Cervara traced the decline in results partly to the aftermath of the 2024 Australian Open final defeat to Jannik Sinner, when Medvedev surrendered from a two‑set lead. Since the 2023 Rome Masters the player has not won a title and has spent time outside the world’s top 10, currently listed at No 13 and due to drop to 17. This season he has recorded one Grand Slam match win, at the Australian Open.
“I think I thought of it before him,” he added. “I talked about it with his agent in Cincinnati. I was ready. In a frank assessment of the situation, I didn’t want to put Daniil in a corner—or myself.
“If I had asked him, ‘Do you think you can carry on like this?’ and he’d said ‘yes,’ that would have been a risk—a huge risk.
“We would only have had three months to validate that choice. You can keep working well while waiting for better results, of course.
“But starting a new season like that puts a sword of Damocles over your head—you have zero room for error.”

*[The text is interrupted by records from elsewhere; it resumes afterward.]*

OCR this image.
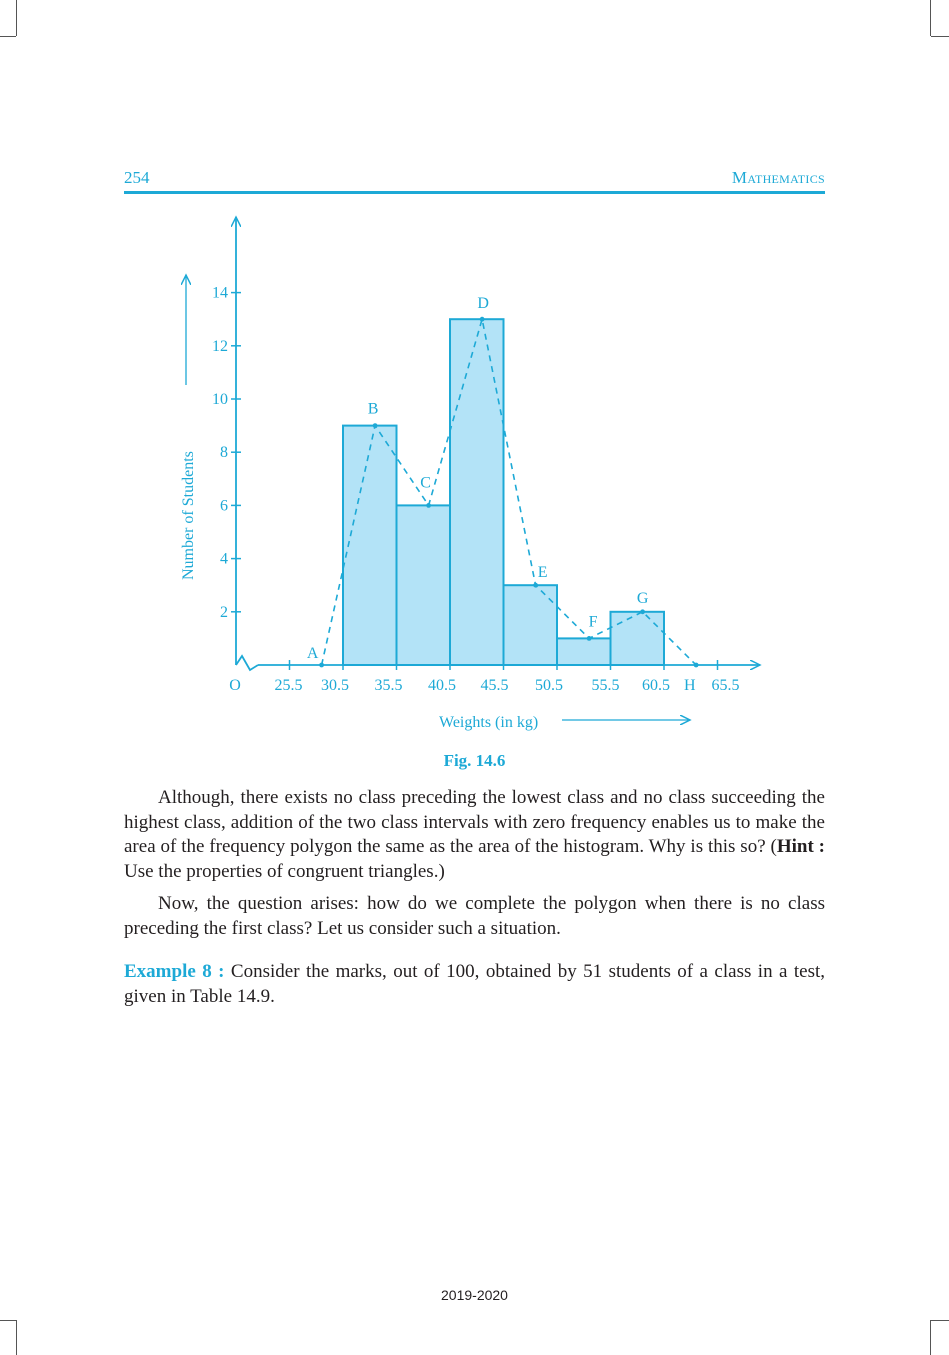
254	Mathematics
2
4
6
8
10
12
14
O 25.5 30.5 35.5 40.5 45.5 50.5 55.5 60.5 H 65.5
A
B
C
D
E
F
G
Number of Students
Weights (in kg)
Fig. 14.6

Although, there exists no class preceding the lowest class and no class succeeding the highest class, addition of the two class intervals with zero frequency enables us to make the area of the frequency polygon the same as the area of the histogram. Why is this so? (Hint : Use the properties of congruent triangles.)

Now, the question arises: how do we complete the polygon when there is no class preceding the first class? Let us consider such a situation.

Example 8 : Consider the marks, out of 100, obtained by 51 students of a class in a test, given in Table 14.9.

2019-2020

Cervara also reflected on team changes earlier in 2024, when former world No 6 Gilles Simon joined as an additional coach in February while Cervara planned to travel less. He described the situation as more complex than the results alone and said attempts to rebuild after Australia had not restored the previous structure. Medvedev is scheduled to return to the tour at the ATP 250 event in Hangzhou.